Je dépose l’arme sur le tapis et je me penche sur le cadavre. M. Olivieri est canné depuis au moins trois plombes et il est froid comme un Corneski. Il a une tache bleuâtre à la tempe et des marques de strangulation très nettes au cou. À priori, moi je vois le crime de la façon suivante : deux types sont venus discuter avec lui dans la soirée. Ils se sont faits menaçants et Olivieri leur a ordonné de déguerpir en les menaçant de son pétard. L’un des types avait une matraque et l’a estourbi de côté.

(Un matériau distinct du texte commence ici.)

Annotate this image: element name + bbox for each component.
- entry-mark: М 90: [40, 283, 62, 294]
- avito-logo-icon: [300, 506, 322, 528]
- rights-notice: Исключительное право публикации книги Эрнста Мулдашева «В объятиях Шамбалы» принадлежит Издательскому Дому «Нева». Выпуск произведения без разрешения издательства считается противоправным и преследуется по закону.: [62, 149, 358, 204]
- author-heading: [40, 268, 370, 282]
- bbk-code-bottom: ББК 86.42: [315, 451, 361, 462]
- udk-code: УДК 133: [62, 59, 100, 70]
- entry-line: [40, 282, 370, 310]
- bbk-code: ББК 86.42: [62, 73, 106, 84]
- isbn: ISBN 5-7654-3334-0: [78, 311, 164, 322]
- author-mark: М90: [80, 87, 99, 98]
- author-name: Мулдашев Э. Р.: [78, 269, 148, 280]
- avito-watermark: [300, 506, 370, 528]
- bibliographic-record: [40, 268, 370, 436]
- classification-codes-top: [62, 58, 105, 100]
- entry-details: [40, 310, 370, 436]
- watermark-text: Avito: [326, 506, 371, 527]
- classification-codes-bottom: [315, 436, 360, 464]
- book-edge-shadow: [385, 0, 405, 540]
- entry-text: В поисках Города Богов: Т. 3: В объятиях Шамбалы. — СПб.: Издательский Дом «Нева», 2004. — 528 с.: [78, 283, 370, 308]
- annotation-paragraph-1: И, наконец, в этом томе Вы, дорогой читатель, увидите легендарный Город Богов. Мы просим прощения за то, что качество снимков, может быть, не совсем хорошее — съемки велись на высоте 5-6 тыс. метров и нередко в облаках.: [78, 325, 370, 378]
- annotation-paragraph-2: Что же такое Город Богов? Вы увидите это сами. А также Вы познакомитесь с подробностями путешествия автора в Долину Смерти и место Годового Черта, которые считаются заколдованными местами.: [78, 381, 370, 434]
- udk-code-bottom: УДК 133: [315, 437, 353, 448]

L’autre alors a serré le goulot de l’industriel.

Albert, le larbin, commence à reprendre ses esprits.

— Ça alors, bavoche-t-il.

— C’est son revolver, n’est-ce pas ? je questionne en désignant la seringue élégante à crosse de nacre.

Du joujou de salon. Ça fait joli comme presse-papier mais quand on veut perforer la peau de ses contemporains, on a intérêt à prendre un vilebrequin.

— Oui, c’est son revolver. Il se trouvait dans le tiroir du bas de son bureau.

Je contemple le mort. C’était un solide quinquagénaire aux tempes grises. Il porte une veste d’intérieur en satin rouge à revers noirs, ça fait un brin dompteur, mais c’est joli cependant,

— M. Olivieri était marié ?

— Non, divorcé depuis dix ans.

— Il vivait seul ?

— Sa fille vient passer huit jours de temps en temps à la maison.

— Des maîtresses ?

— Je pense, mais pas ici.

— Allez chercher le gardien et sa femme.

Albert s’empresse. Pendant que Je me trouve seul, je procède à des investigations classiques. Je m’y livre sans espoir. Quelque chose me dit que je ne trouverai rien. On sent illico que ce bureau est anonyme, beau et froid. Le sous-main est vierge de tout papier. Dans les tiroirs, il n’y a que des objets impersonnels. Olivieri a sûrement ses bureaux ailleurs et celui-ci ne lui servait qu’à vérifier le livre de compte de ses domestiques ou à lire les cours de la bourse.